Interpol toured their self-titled fourth studio album “a lot” and Kessler says the band didn’t feel pressured to make another album. After taking most of 2012 “to do other things or whatever”, there was a point when Kessler and Interpol frontman Paul Banks decided to reconvene. Banks writes all the vocal melodies and lyrics for Interpol and Kessler praises, “He’s one of those guys who can write a thousand different melodies for one song, and it’s about choosing which direction you wanna go in and what you wanna say… And there’s certain songs probably, or certain moments, where I’m like, ‘I’m crazy about that vocal,’ maybe more than others, but there’s never been one where I’m like, ‘I don’t like that,’ you know?… And it’s, like, if I really didn’t like something I think I would say it, ‘cause it’s your music: it’s like, ah, life and death stuff [laughs]. If it’s really something you’re not feeling – and plus you have to play it every single day – you need to pipe up.”

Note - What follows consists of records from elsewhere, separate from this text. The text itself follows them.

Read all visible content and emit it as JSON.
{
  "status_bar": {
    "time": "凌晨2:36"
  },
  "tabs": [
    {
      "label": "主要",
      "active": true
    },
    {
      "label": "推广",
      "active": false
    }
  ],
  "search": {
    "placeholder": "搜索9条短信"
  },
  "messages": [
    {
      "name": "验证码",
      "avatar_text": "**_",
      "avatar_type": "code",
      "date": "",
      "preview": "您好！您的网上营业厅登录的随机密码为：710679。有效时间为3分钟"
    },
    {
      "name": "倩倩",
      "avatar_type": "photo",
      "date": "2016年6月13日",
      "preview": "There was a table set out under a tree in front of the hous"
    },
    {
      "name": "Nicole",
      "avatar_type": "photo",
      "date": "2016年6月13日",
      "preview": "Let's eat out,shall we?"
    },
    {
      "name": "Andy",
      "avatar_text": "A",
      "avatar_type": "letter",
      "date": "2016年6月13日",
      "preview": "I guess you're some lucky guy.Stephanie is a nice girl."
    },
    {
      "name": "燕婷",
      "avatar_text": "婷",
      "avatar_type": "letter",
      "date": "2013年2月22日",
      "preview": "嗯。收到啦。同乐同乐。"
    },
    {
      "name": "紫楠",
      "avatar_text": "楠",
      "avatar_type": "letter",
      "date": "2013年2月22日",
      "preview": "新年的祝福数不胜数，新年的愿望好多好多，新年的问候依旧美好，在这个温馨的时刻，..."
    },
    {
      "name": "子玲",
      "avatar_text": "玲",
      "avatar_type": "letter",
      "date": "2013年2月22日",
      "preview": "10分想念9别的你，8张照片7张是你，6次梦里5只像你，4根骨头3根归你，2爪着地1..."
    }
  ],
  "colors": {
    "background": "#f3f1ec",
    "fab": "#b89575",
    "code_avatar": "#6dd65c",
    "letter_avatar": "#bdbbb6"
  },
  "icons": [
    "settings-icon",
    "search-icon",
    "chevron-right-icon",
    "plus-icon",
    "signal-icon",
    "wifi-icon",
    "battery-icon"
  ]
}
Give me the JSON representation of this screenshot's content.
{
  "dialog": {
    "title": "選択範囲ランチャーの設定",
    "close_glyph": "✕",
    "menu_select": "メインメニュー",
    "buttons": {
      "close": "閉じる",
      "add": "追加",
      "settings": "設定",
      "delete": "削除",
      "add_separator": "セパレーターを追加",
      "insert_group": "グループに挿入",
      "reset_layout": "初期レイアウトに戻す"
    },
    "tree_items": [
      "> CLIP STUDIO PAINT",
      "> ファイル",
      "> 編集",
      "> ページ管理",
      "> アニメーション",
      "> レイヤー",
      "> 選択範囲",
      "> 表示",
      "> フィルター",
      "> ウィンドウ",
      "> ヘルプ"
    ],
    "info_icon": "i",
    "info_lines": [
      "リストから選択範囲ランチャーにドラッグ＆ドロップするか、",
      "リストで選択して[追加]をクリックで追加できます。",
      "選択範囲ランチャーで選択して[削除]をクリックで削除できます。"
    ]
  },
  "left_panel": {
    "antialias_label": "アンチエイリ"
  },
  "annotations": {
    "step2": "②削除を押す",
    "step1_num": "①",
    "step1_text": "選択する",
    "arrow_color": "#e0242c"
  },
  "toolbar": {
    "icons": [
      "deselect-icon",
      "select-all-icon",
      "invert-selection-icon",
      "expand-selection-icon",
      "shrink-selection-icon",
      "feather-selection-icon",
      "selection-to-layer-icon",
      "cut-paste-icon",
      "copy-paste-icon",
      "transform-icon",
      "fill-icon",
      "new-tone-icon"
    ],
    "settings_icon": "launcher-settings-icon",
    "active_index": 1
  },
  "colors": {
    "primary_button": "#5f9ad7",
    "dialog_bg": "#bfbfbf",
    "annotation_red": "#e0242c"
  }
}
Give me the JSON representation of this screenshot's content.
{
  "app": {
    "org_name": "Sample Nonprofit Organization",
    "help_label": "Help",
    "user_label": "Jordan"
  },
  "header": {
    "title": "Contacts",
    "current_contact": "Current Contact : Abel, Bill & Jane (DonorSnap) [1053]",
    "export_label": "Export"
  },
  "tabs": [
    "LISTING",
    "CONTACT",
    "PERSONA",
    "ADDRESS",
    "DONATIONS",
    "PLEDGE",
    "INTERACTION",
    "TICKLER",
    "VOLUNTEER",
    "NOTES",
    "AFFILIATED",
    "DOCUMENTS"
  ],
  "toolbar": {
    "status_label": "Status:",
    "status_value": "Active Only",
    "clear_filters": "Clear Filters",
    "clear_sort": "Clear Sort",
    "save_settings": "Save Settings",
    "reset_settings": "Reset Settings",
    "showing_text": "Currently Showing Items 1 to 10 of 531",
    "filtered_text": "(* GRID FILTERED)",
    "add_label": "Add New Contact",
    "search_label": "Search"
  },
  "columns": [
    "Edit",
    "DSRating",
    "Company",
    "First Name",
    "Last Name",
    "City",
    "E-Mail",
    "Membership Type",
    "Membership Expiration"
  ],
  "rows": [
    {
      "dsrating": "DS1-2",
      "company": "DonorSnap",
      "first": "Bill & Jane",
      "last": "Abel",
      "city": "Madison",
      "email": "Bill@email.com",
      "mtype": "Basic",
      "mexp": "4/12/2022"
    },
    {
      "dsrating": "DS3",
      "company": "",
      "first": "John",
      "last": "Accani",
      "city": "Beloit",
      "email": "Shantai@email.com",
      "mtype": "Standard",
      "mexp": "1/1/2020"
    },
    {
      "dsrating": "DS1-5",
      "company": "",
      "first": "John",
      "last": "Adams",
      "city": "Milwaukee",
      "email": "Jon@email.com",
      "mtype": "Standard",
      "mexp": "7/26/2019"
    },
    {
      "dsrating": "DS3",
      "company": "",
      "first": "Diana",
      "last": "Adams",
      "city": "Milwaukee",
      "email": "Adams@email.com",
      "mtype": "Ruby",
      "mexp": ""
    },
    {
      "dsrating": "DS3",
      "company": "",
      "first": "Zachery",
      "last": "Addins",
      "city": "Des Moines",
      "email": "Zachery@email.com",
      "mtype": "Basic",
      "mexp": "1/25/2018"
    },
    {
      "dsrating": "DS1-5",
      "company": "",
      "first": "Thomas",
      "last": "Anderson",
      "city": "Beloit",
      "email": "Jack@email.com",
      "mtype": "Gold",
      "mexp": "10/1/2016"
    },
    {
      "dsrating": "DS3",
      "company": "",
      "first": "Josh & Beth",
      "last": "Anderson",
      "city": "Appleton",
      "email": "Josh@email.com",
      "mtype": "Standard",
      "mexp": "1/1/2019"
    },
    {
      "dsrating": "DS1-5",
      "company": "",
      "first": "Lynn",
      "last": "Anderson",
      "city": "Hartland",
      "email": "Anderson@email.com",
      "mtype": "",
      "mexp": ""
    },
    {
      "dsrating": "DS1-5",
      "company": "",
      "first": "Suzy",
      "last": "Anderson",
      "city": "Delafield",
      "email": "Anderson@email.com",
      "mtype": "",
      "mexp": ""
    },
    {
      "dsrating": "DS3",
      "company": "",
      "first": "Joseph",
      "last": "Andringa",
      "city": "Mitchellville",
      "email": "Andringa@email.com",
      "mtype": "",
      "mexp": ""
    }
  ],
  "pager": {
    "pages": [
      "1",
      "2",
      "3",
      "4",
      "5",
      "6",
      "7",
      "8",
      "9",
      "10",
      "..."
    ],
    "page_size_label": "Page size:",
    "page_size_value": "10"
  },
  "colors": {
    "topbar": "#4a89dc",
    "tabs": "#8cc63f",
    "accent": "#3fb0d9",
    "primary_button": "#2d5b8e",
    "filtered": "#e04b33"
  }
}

Kessler says that El Pintor track Same Time, New Story almost became a b-side until Banks added some flavour in his absence. “I just remember walking in the studio the morning after Paul had been working that night and the engineer playing back to me what Paul had recorded... it was one of those great moments where I was just like, ‘I would never have imagined this in a million years!’… everyone was dancing around the studio.”
Despite the band’s personnel changes, Kessler stresses, “this record sounds like an Interpol record and I think people can identify that right away… They’re not Interpol pieces of music until we all touch it and move it into a certain direction.”